The process of creating the Eclipse Roadmap is described in the Eclipse Development Process. The key pieces are

Creating or updating the Roadmap begins with the Requirements Council proposing a set of Themes and Priorities that realize the Purposes and that respond to requirements elicited from the Strategic Developers, Strategic Consumers, Add-in Providers, and other constituents of the Ecosystem. After review by the Board of Directors, these Themes and Priorities are provided as input to the Architecture Council and the Planning Council. The EMO ensures that the Planning Council and the Development teams have access to all requirements. Updates to the Purposes are likely to require updates to the Roadmap and its associated themes and priorities; proposed Roadmap updates may also be motivated by new technologies or opportunities.
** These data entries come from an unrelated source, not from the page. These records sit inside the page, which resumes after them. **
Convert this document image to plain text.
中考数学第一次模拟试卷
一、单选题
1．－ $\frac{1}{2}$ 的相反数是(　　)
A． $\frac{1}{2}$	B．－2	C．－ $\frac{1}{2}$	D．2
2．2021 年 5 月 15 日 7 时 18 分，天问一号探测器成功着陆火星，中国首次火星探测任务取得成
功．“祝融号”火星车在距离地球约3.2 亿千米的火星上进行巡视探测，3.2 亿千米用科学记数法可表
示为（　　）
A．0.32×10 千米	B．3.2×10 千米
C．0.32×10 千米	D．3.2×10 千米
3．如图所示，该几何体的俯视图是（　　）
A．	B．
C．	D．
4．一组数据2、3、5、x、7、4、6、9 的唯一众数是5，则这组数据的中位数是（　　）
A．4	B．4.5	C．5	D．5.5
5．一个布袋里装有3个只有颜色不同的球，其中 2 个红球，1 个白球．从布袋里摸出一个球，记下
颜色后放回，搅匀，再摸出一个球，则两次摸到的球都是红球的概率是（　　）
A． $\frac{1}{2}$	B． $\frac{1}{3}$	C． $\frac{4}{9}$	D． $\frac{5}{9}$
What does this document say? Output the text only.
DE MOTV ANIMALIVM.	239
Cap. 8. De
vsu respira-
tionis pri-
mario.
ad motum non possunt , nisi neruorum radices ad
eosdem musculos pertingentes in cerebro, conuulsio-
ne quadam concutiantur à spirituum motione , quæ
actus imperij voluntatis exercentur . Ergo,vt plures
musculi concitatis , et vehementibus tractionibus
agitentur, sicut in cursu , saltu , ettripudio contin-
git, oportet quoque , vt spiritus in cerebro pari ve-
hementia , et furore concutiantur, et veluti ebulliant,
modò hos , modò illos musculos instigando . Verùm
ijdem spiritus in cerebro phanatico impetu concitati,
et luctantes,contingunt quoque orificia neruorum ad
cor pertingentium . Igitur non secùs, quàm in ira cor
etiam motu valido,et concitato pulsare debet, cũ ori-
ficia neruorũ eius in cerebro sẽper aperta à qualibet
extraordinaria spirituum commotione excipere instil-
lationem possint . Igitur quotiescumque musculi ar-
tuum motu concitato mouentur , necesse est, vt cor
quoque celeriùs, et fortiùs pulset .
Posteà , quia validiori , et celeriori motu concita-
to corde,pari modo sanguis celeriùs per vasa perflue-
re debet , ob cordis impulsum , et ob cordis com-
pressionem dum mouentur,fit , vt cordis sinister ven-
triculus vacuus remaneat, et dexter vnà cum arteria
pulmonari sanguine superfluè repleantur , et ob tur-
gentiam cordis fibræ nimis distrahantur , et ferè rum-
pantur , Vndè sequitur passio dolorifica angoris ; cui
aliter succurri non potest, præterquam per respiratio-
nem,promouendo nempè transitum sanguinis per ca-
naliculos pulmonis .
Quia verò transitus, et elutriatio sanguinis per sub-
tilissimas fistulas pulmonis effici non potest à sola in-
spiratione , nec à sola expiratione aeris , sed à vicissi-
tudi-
The process of producing or updating the Roadmap is expected to be iterative. An initial set of Themes and Priorities may be infeasible to implement in the desired timeframe; subsequent consideration may reveal new implementation alternatives or critical requirements that alter the team’s perspective on priorities. The EMO orchestrates interaction among and within the three Councils to drive the Roadmap to convergence.

 

This first version of the Eclipse Roadmap has been developed by the three councils:  the Architecture Council,  the Planning Council and the Requirements Council. The three Councils met face-to-face three times in 2005:  once in May, once in September and again in December. (The minutes of these meetings are available on the Councils page. Subsequent discussion of the Roadmap was done through numerous individual phone calls, and more numerous emails amongst the Council members.

The information flow we managed to achieve in this first draft was:

  • from the membership (both the membership-at-large and the strategic members) to the Requirements Council
  • from the Requirements Council to the Planning and Architecture Councils
  • from the PMC project plans to the Planning Council
  • from the PMC architecture plans to the Architecture Council

In summary, through lots of hard work by everyone, the three groups converged on this Roadmap document.

The Roadmap was presented and affirmed by the Eclipse Board of Directors on Monday, March 20, 2006.